Notre étude de cas sur une exploitation agricole de l’est de la France confirme la nécessité de couvrir à la fois la réduction et le stockage dans un système unique pour des raisons agronomiques, climatiques et économiques.

Dans cette exploitation, depuis la fin de 1990, une augmentation de la teneur en matière organique (MO) de +12‰ a été identifiée, reflétant directement une augmentation proportionnelle de la teneur en carbone des sols de l’exploitation. Cette augmentation des stocks de carbone dans les sols est à mettre en parallèle avec une augmentation des surfaces irriguées en maïs combinée à une augmentation de la productivité des cultures sur la même période.

Les rendements des cultures de maïs et de blé ont augmenté respectivement de +100% et +70% depuis les années 1970. Ces résultats mettent en évidence le lien direct qui existe entre la quantité de biomasse produite et les niveaux de stockage du carbone dans les sols.

Ces données montrent clairement qu’il est possible d’augmenter le stockage du carbone dans les sols tout en améliorant la productivité des cultures.
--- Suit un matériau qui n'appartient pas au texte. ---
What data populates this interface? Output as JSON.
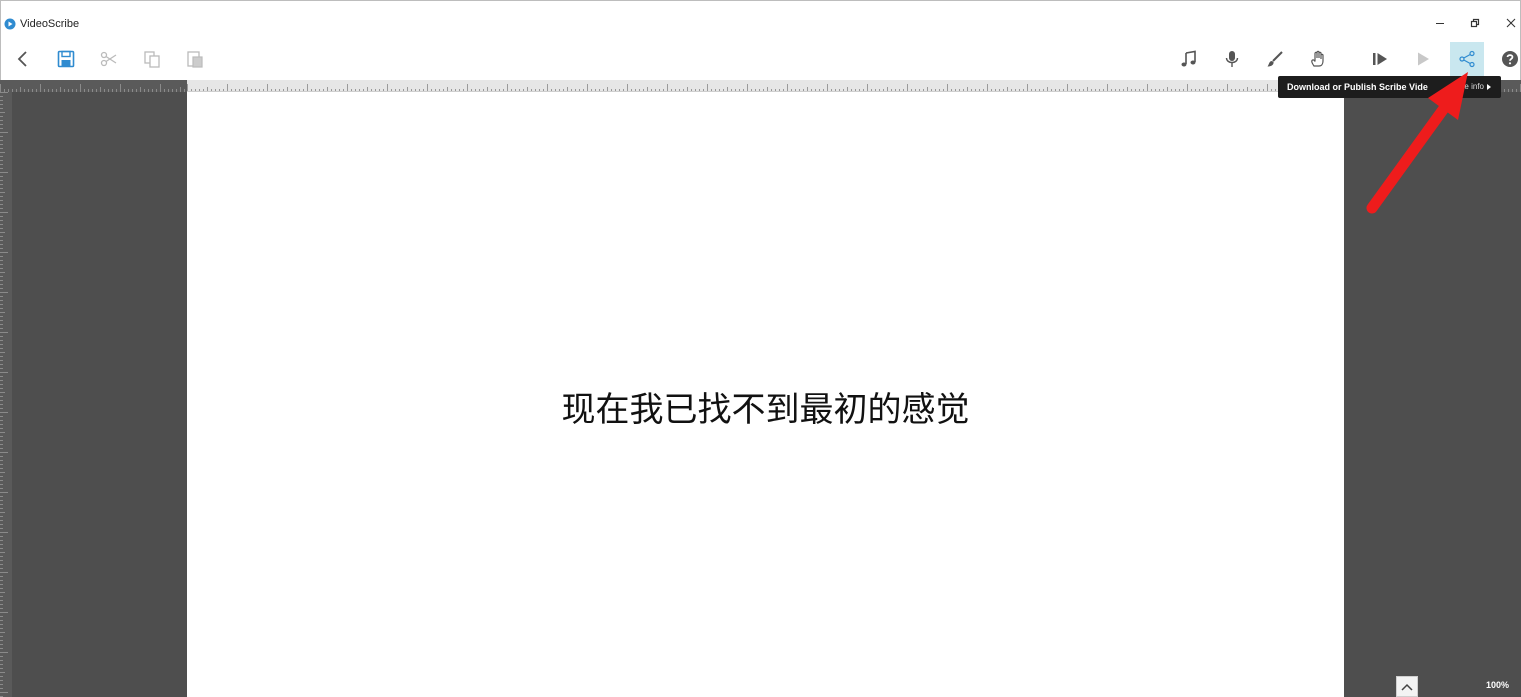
{
  "window": {
    "title": "VideoScribe",
    "app_icon": "videoscribe-logo-icon",
    "controls": [
      "minimize-icon",
      "restore-icon",
      "close-icon"
    ]
  },
  "toolbar": {
    "left_icons": [
      "back-icon",
      "save-icon",
      "cut-icon",
      "copy-icon",
      "paste-icon"
    ],
    "right_icons": [
      "music-icon",
      "microphone-icon",
      "brush-icon",
      "hand-icon",
      "play-from-start-icon",
      "play-icon",
      "share-icon",
      "help-icon"
    ]
  },
  "tooltip": {
    "text": "Download or Publish Scribe Vide",
    "more": "e info"
  },
  "canvas": {
    "text": "现在我已找不到最初的感觉"
  },
  "status": {
    "zoom": "100%"
  },
  "colors": {
    "active_button": "#c9e7ef",
    "annotation": "#ee1c1c",
    "workspace": "#4e4e4e"
  }
}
La politique agricole européenne à faible émission de carbone devra empêcher les pertes de productivité dans l’UE, car les défis posés par l’augmentation des émissions mondiales liées aux exportations sont considérables.

L’exploitation en question s’est récemment engagée dans une transition à faible émission de carbone grâce à trois leviers :

une réduction des émissions de GES liées à la fertilisation,
une réduction des émissions hors exploitation, et
une augmentation du stockage de carbone dans le sol.
Le bilan d’exploitation après la mise en œuvre du projet est estimé à 288 tCO2eq/an (hors stockage dans les haies), soit une diminution de -13% par rapport à la situation initiale. Ce bilan représente un niveau d’émissions relativement élevé selon que ce chiffre est rapporté à l’hectare ou à la tonne produite. Le niveau d’émission par ha est relativement élevé (4 tCO2eq/ha/an), alors qu’au contraire, par tonne, le niveau d’émission est très faible (0,4 tCO2eq/TMS/an). Dans un contexte où les effets de fuite et la sécurité alimentaire constituent des questions importantes en matière de climat et de sécurité, les niveaux d’émission rapportés à la tonne produite semblent être une manière plus pertinente de mesurer l’impact d’une exploitation sur le climat.